Increase public safety and security. We have to focus resources towards our failing and congested roadways. With the significant increase in growth, along with the age of our roadways, we have to make improvements and maintain this vital part of our infrastructure as top priority. Citizens’ concerns regarding dangerous streets and roadways have to be addressed to ensure the safety of our residents. We will continue a proactive relationship with the Flagler County Sheriff’s Office to ensure root causes of criminal activity are adequately tackled. This includes improving lighting and surveillance systems, partnering with the Flagler County Sheriff’s Office to increase patrols and investigations, and investing in social programs that help at-risk individuals and families.

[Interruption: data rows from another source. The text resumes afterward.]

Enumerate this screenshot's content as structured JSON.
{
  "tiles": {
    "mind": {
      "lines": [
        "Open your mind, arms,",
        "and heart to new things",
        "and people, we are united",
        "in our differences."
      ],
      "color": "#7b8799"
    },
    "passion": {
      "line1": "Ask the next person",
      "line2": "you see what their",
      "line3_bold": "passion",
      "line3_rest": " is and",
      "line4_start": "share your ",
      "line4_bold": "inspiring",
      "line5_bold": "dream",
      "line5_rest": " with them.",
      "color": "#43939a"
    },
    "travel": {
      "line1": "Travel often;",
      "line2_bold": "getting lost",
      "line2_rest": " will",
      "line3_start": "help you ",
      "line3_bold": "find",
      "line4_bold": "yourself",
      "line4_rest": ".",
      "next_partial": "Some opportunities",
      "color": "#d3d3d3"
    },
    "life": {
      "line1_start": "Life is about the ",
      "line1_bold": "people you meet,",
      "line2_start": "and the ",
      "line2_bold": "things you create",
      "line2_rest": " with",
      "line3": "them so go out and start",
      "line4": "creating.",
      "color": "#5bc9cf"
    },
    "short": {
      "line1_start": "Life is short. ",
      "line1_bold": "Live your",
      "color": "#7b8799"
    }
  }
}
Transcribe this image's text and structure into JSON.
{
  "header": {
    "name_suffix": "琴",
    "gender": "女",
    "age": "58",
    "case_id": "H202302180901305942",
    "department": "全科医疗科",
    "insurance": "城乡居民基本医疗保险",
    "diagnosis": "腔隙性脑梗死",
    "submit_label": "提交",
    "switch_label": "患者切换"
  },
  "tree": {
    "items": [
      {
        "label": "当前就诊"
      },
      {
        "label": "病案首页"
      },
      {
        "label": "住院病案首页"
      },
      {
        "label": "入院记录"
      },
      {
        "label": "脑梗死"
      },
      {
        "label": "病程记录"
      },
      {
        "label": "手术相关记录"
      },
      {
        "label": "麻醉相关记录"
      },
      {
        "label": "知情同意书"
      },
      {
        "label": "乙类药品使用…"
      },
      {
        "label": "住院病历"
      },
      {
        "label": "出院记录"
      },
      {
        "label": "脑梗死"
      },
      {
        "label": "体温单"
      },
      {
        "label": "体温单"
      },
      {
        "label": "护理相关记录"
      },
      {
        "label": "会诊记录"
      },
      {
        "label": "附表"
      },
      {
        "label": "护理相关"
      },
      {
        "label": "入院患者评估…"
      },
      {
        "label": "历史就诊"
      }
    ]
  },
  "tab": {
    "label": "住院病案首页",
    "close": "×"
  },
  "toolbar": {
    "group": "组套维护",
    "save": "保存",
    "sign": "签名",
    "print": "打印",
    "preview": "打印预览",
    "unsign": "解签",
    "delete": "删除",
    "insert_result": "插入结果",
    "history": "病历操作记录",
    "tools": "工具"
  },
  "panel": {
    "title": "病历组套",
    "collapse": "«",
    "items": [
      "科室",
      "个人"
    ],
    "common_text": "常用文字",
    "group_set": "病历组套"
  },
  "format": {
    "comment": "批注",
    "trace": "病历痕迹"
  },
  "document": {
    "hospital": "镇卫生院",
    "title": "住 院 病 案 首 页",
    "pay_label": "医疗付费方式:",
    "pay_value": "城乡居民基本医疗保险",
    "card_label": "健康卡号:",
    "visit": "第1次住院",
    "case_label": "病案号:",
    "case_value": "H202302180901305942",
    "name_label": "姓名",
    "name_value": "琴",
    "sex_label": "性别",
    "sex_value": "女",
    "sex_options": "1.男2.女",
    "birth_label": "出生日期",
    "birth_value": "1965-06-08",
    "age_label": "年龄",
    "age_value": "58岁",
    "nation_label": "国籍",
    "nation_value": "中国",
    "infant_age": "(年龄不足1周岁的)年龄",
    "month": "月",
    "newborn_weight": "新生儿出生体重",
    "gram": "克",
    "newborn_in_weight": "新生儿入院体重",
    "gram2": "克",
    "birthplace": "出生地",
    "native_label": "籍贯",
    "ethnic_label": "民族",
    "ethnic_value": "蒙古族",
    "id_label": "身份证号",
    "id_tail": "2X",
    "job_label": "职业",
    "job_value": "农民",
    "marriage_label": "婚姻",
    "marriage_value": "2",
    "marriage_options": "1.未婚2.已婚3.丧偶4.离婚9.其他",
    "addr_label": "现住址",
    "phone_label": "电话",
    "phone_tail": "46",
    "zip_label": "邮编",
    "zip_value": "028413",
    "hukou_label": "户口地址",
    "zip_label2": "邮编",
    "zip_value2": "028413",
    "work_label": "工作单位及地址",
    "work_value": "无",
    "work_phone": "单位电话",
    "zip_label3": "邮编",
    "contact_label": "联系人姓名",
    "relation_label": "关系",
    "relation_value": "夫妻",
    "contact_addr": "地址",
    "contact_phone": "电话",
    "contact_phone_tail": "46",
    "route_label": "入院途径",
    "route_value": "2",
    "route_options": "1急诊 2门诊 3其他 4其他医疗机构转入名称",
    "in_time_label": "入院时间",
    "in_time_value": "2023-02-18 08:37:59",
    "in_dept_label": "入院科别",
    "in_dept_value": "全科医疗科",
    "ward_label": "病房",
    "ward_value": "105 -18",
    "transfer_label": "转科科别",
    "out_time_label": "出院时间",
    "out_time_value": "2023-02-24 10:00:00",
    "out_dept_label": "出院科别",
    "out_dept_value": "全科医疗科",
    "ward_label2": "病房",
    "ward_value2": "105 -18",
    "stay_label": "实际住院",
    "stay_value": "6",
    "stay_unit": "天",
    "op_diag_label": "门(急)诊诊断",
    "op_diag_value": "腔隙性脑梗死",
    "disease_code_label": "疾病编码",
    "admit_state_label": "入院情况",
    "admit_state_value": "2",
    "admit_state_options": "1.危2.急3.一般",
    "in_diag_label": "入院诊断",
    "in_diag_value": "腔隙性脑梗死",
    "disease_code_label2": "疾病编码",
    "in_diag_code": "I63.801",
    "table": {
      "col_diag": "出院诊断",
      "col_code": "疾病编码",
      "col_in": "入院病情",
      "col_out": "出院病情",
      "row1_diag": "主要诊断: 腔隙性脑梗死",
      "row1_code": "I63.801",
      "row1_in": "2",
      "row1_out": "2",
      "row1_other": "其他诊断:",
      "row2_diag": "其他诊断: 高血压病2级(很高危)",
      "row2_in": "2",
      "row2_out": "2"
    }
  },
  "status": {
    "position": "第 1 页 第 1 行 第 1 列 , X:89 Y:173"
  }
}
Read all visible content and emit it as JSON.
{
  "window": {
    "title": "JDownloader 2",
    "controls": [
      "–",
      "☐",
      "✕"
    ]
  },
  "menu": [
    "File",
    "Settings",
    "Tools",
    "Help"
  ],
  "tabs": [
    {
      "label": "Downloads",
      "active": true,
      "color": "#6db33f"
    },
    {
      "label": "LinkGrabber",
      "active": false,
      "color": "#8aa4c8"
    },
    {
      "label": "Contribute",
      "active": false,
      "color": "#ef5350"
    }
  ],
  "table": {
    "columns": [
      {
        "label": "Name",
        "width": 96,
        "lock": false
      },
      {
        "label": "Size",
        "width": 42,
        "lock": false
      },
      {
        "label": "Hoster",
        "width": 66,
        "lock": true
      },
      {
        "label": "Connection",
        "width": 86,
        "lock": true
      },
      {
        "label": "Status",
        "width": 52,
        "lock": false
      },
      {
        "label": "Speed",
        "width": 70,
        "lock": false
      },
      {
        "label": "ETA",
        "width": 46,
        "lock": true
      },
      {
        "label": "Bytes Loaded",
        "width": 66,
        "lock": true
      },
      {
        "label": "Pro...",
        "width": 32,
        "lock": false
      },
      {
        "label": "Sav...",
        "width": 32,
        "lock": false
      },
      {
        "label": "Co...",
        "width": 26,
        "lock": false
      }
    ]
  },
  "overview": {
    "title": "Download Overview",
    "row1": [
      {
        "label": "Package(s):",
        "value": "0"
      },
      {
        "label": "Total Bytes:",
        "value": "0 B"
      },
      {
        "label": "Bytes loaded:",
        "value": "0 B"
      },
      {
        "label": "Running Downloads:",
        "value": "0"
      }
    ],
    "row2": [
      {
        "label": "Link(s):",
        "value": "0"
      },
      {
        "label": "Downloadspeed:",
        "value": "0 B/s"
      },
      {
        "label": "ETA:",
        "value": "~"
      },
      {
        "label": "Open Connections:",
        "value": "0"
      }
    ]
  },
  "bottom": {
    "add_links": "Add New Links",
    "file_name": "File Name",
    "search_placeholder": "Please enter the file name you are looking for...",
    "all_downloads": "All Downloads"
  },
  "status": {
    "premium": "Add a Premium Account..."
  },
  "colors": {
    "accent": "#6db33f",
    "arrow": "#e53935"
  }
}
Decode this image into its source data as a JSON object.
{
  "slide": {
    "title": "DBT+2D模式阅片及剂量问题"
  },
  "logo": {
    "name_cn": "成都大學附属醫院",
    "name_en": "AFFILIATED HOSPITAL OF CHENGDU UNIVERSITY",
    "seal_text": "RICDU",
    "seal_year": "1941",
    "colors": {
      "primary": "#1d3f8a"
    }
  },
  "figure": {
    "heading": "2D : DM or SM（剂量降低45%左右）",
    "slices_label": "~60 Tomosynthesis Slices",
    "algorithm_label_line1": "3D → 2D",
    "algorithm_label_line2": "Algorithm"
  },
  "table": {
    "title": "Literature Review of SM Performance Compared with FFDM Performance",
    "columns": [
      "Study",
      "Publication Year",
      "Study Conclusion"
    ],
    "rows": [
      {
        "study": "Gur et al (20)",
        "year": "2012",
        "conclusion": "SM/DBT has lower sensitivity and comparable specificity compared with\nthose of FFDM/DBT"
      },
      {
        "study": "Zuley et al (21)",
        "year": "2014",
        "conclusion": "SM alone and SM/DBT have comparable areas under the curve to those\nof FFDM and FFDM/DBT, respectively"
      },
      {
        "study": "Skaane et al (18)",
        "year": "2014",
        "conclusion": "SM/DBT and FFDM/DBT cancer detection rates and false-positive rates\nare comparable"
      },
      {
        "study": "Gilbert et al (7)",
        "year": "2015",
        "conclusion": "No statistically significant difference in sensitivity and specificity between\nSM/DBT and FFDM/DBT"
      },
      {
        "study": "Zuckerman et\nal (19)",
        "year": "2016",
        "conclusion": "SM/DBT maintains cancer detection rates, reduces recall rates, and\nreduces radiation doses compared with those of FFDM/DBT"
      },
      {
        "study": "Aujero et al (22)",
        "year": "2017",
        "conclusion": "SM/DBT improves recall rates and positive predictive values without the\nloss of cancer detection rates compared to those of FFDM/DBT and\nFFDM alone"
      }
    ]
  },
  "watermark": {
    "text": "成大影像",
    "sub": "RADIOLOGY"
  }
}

Smart growth and expansion by promoting sustainable development. This means balancing economic growth with environmental responsibility, encouraging the development of green spaces and parks, and creating pedestrian friendly neighborhoods that reduce reliance on cars. With the passing of the Live Local Act, we have to ensure that we use the pedestrian friendly city concept to encourage the development of the town center area of the city. No further expansion of the city boundaries should happen until our existing infrastructure is capable of sustaining the exponential growth of what could be a doubling our city’s footprint.

Empower the commercial development of the town center by supporting the growth of businesses in the central business district. This can include working with centers of influence to bring the long-awaited development of Town Center into the thriving business district it was meant to be, and promised to the residents of the city. The use of public/private ventures can be used to expedite development by using properties owned by the city in partnership with developers to create attractive retail spaces. We have to have a commitment by centers of influence and developers to ensure we create an appealing commercial business district at the heart of the city. This could include cultural and civic venues that would attract both economic growth and civic pride."